I went out with this guy last week who has been campaigning to date me for about a month now. We have exchanged an excessive amount of emails - and I felt comfortable enough to know in the very least it would be a nice conversation and free meal. I didn't think there would be a romantic spark on my end, pretty much before I even agreed to go out with him. I didn't get the nervous butterflies every time he texted, and I had put off going out with him for such a long time. When Katie Keller wants to date someone she will stalk, attack and devour her pray.
So with my expectations low, I went into it looking for a nice time and perhaps a somewhat buzzed make out session. I heard a knock on the door, and there stood a very little man. He had the face of the guy from the dating site, it's just his face was about 2 feet lower from where I expected it to be. I have dated some smaller guys in my day. Andy and Jerod were both about my size, perhaps a touch taller. But I have never, nor do I think I will ever, be attracted to someone who I have to bend over to kiss. There were a few other instant turn-offs for me. He smelled a lot like the bedding you put in a hamster cage, to which I have come to learn is the smell of cedar. And often times people with cedar closets or dressers carry this odor, apparently. Well, I'm sorry - but he smelled like a Petco. The 3rd and final strike, as I saw it, was when we were en route to dinner, and he casually mentioned that I sound a lot like Marge Simpson. Hey guys, I don't know what types of pickup lines you use on women, but that should never be one of them.
Sigh.
He was a genuinely sweet guy. And the date was tolerable. He did make a move in for what I consider to be one of the most awkward good night kisses in my 100 year dating history. I think he was on his tip-toes. So there it is. I can't date a dude who is shorter than me. I need to know when I am laying in a man's arms that it physically makes sense for me to be the little spoon. I need to feel secure and protected. I need to be able to wear sky high heals, with my legs as one of my finer features, and these stems look their best in heals. While were here, let's cover a few more bases, shall we?

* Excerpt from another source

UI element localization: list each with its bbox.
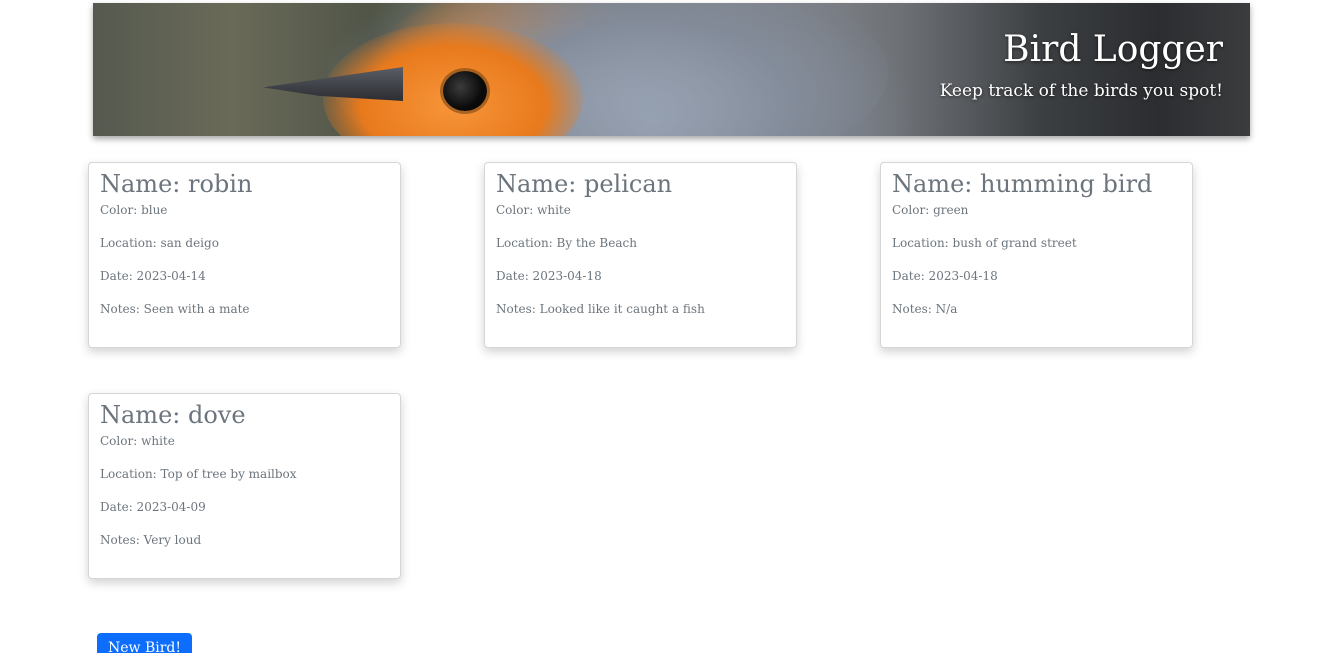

-I won't date a guy with man boobs.
-I won't date a guy who is a terrible speller.
-I won't date a guy who has children from a previous relationship.
-I won't date a guy who wears jorts.
-I won't date a guy with a ponytail.
-I won't date a guy whose favorite hobby is karaoke.
-I won't date a guy who has braces.
-I won't date a guy who is missing any arms or legs.
-I won't date a guy who claims to be bi-sexual.
-I won't date a guy who has never been in a relationship before me.
-I won't date a guy who has bad breath.
Now, I should say the obvious "I won't date a guy without a job" or "I won't date a guy that lives with his parents" but let's be honest, I spend most of my time pining after comedians and musicians. These are two qualifications I have had to learn to let go of. Is it ideal? No. But that's just the type of man I like. (Which is debatable whether they can be called 'men' at all).
Am I shallow? Maybe. Will I end up with someone that fits all my so-called qualifications for men? Probably not. In fact, because I wrote this blog I will probably end up marrying a dwarf, who only has one arm. But I will put my foot down when it comes to jorts.